Shouganai (しょうがない), or shitaka ga nai (しかたがない), is best translated as “it can’t be helped”, “nothing can be done” or as Rachel and Jun put it “shit happens”. Put these phrases into Google and you’ll get a huge list of articles and blogs on an interpretation which I paraphrase here: growing up in a western culture we’re always taught that you can make a difference to things, you shouldn’t stand by and let unjust or unfair things just happen. For most parts of my life I take on this wholeheartedly – I’ve been to many demonstrations and marches in my time (Protest the Pope, London Cycling Campaign, Stop Killing Cyclists etc). But shouganai is not necessarily to show restraint (this would more accurately be said as gaman) but perhaps as just letting the small things go. But not in a Frozen way. Because I hate that song.
I’m not going to add to all the blogs out there by discussing the nuances of the translation for shouganai. It is what it is (very meta). I want to spark a thought in your head as to how you can use shouganai yourself because I feel it’s given me a lot of peace and calm, and a less stressed way of living day to day.
The annoying colleague at work is doing their best to wind you up? Shouganai.
You spend 10 minutes trying to find your car in the car park? Ha, shouganai. Silly.
Stuck in a traffic jam on your way home? Shouganai (you can solve that by getting on a bike though. Still, shouganai).
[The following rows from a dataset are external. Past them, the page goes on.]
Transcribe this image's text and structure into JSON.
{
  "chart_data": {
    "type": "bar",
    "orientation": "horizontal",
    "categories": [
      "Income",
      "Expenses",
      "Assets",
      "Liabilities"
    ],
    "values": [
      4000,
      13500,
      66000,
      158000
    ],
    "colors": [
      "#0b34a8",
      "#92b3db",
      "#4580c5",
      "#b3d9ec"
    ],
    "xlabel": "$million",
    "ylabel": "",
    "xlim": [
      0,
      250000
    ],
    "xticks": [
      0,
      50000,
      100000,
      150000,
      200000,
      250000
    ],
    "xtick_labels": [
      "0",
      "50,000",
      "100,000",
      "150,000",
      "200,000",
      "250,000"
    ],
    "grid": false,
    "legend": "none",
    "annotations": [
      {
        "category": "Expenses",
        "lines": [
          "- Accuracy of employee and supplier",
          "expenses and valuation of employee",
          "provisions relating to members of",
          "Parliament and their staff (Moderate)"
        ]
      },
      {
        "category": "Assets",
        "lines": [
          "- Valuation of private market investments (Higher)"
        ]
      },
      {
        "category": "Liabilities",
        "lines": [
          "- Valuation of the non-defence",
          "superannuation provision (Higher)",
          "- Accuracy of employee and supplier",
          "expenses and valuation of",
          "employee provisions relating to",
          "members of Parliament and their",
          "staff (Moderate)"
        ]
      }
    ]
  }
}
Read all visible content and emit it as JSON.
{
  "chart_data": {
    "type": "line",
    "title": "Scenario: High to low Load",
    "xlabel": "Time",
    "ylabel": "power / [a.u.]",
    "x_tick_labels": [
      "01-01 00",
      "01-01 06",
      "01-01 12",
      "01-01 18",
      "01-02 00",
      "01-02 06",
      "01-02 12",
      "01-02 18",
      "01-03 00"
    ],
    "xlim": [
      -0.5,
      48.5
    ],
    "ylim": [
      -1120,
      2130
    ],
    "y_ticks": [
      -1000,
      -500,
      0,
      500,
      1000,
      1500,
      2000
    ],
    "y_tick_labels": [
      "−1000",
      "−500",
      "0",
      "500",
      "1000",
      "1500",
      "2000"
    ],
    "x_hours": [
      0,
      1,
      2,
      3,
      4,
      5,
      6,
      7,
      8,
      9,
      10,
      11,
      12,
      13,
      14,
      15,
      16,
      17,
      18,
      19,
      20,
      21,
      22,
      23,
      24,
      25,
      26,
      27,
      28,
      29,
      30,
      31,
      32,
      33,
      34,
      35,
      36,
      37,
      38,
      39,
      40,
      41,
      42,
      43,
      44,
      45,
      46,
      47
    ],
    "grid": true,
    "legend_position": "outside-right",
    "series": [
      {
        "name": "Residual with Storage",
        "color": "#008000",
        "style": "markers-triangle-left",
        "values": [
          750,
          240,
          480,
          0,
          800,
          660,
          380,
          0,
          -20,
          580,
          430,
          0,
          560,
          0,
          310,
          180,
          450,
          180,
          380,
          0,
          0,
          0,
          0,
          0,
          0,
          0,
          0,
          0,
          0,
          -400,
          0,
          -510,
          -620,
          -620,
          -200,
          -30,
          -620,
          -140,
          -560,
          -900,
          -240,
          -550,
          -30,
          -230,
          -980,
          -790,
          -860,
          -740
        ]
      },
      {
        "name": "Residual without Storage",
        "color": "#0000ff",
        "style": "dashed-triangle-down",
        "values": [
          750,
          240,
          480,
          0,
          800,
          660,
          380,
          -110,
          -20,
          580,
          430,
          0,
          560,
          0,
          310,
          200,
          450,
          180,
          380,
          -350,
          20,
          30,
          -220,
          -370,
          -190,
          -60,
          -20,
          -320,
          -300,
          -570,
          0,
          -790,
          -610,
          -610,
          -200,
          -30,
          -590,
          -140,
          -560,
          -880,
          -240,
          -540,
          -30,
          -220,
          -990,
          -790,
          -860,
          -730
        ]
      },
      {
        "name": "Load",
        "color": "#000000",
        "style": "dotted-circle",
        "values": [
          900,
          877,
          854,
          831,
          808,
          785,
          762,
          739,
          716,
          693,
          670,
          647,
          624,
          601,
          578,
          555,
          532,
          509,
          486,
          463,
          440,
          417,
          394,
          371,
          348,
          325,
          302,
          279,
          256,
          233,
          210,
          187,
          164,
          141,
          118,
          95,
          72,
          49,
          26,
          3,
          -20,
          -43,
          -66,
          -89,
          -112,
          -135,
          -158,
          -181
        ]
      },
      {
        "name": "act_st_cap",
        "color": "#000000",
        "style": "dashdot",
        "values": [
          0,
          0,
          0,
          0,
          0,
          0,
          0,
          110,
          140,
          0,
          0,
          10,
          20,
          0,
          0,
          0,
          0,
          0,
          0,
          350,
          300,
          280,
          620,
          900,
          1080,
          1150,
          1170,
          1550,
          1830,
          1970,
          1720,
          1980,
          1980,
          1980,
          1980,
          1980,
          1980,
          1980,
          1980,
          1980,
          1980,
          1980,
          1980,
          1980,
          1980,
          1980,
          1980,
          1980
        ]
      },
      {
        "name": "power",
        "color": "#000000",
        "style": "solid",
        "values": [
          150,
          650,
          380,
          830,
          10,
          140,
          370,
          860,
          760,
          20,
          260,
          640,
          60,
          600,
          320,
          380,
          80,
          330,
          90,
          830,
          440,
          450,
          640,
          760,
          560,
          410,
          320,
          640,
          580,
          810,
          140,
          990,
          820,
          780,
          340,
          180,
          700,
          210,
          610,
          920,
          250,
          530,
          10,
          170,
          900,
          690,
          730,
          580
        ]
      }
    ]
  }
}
Pigeon pooped on you? Shouganai.
You get the idea.
All of these scenarios have the potential to really ramp up your blood pressure and get you thoroughly peed off but if you learn to shrug, take a deep breath and say shouganai hopefully you’ll soon be on your way to living a reduced stress life. Try it, it’s helped me. It’s certainly improved my mental health. Had a crap day? Shouganai. Tomorrow is a new day.